Surrounded by a bigger, more physical starting lineup, Arkansas point guard Notae, the SEC’s leading scorer when the night began, almost single-handedly blew the Tigers off the floor on both sides of the ball. No matter which point guard the Tigers tried — starter Boogie Coleman or freshmen Kaleb Brown and Anton Brookshire — Notae dominated with his relentless drives and shooting range. He finished with a game-high 19 points.
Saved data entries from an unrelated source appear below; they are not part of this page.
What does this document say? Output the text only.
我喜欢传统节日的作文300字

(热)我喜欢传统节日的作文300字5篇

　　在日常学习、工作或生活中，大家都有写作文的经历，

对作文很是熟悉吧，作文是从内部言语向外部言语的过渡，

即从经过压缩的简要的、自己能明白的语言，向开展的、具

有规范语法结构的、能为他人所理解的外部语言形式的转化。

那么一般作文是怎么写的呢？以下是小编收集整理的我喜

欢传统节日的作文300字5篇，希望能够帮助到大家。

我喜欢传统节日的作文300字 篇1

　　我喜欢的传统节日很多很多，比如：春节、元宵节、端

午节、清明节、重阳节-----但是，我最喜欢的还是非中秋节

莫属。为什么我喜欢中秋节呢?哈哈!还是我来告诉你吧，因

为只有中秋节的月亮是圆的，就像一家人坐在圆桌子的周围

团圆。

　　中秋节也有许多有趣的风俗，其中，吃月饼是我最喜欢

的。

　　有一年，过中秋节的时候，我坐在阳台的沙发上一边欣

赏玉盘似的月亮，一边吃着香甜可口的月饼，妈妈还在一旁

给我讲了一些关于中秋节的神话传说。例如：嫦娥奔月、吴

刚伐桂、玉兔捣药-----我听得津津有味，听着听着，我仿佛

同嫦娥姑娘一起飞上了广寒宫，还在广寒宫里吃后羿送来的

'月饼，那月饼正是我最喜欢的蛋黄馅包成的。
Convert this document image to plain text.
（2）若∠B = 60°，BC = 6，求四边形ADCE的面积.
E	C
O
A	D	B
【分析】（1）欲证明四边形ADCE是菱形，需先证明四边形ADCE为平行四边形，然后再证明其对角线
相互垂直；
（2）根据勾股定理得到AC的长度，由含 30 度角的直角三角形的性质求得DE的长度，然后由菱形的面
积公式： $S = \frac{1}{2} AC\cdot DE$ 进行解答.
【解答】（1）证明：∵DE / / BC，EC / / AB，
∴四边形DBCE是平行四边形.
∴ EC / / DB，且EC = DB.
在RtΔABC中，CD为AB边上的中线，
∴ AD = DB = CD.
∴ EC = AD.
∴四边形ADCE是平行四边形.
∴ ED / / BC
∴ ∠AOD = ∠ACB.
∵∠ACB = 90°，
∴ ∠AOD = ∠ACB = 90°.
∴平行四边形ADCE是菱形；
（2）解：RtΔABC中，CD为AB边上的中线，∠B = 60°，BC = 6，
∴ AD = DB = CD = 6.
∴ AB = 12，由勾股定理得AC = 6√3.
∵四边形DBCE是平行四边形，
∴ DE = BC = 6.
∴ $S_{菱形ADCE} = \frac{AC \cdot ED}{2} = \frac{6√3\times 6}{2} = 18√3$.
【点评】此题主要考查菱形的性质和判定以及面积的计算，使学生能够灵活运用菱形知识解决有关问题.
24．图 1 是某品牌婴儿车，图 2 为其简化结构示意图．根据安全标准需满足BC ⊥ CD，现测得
“I think the biggest thing, you could see it in the first seven minutes, Notae did a good job of pressuring Boogie Coleman up the floor,” Martin said. “He had him walking the ball up the floor, so now they could extend their defense. I’m not sure why he was walking it up. You have to give credit to Notae for the pressure. I think that was the biggest key. He did a good job of dictating the tempo, controlling the tempo, putting pressure on Boogie. Then it extended from Boogie to Kaleb and to Anton.”
By the end of the half, the Tigers had shot just 3 of 25 from the field and finished with nearly four times as many turnovers (11) as field goals. Forward Kobe Brown, the reigning SEC player of the week after his career-high 30-point game against the Crimson Tide, didn’t connect on his first field goal until more than 11 minutes came off the clock and finished with just six points on 3-of-11 shooting.
With 14 points at the break, Notae nearly outscored Martin’s entire team.
Wednesday’s game featured the SEC’s two worst 3-point shooting teams, and one team lived up to that billing through the first half. The Tigers shot just 1 of 11 from deep, while the Razorbacks were slightly better at 2 of 9 but punished Mizzou in the paint, outscoring Martin’s team 26-4 inside for the half. Arkansas blanked Mizzou in points off turnovers 16-0 and at one point ran off a 19-0 run before a couple DaJuan Gordon free throws ended Mizzou’s famine.
MU was back at full strength with all 12 scholarship players available — Brookshire and Amari Davis missed the Alabama game while in COVID protocol — but the added depth didn’t matter. Kobe Brown performed like a first-team All-SEC player on Saturday but never got comfortable against Arkansas’ smothering defense. He shot just 3 off 11 with three turnovers in 33 minutes.